I doubt my failure to reproduce is because anything has been fixed.
It's probably due to some kind of dumbitude on my part. The patch
doesn't apply to the head of v16, unsurprisingly, and a bunch of the
Linux commands don't work here, so it's all kind of a muddle for me
trying to get the same setup in place. I should probably be better at
reproducing things like this than I am.
I also tried to reproduce with a simpler setup where I just ran a
normal pgbench in one terminal and a pgbench running only "vacuum
pgbench_accounts;" in another. What I see is that such a setup never
does a "goto retry;". I tried putting a loop around this code:
res = HeapTupleSatisfiesVacuum(&tuple, vacrel->cutoffs.OldestXmin,
buf);
...to do the same thing 1000 times, and I do see that if I do that,
the return value of HeapTupleSatisfiesVacuum() sometimes changes part
way through the thousand iterations.
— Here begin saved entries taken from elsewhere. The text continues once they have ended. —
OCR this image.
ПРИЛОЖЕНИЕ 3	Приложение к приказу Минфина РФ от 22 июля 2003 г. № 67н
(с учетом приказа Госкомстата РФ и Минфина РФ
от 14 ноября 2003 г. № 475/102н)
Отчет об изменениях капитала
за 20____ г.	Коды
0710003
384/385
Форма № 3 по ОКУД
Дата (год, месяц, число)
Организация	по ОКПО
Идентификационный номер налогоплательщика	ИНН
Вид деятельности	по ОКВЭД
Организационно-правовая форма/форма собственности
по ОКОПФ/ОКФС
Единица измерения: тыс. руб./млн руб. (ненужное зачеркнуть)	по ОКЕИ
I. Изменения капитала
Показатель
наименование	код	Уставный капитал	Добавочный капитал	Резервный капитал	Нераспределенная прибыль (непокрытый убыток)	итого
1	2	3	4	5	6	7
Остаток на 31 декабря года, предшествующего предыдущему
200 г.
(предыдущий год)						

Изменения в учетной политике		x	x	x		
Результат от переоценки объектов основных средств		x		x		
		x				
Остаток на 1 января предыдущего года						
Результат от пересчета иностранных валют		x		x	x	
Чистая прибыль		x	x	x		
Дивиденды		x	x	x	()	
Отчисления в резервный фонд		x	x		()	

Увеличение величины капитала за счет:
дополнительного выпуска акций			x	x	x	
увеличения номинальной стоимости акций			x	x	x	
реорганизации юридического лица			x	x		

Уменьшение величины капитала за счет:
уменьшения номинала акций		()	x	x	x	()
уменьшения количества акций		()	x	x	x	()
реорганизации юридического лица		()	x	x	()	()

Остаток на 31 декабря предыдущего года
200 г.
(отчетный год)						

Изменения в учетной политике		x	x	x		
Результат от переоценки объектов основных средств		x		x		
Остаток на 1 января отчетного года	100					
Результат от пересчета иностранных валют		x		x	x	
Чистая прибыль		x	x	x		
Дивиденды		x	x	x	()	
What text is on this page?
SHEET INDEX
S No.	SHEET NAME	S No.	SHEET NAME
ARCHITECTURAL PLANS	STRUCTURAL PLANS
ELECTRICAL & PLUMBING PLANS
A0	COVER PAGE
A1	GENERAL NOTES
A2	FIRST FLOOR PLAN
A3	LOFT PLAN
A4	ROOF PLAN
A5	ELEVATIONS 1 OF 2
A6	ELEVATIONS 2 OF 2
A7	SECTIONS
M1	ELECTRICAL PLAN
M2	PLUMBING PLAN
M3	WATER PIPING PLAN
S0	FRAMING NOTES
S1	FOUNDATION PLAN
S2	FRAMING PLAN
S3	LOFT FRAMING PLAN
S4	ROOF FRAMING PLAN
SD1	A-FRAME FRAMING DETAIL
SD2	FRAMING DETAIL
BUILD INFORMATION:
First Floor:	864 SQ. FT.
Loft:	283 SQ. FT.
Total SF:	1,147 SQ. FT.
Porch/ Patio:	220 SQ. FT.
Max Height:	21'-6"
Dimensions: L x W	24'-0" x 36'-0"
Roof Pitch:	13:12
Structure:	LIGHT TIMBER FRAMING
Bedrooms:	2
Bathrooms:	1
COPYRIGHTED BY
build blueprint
But so far I haven't seen a
single instance of it changing to HEAPTUPLE_DEAD. It seems to be all
stuff like HEAP_TUPLE_LIVE -> HEAPTUPLE_DELETE_IN_PROGRESS or
HEAPTUPLE_DELETE_IN_PROGRESS -> HEAPTUPLE_RECENTLY_DEAD. There are a
few other combinations that I see appearing too, but the point is that
the new state in this test never seems to be HEAPTUPLE_DEAD, and
therefore there's no retry and no ability to reproduce the bug.
Any ideas?
P.S. See also discussion on the "relfrozenxid may disagree with row
XIDs after 1ccc1e05ae" thread.
--
Robert Haas
EDB: http://www.enterprisedb.com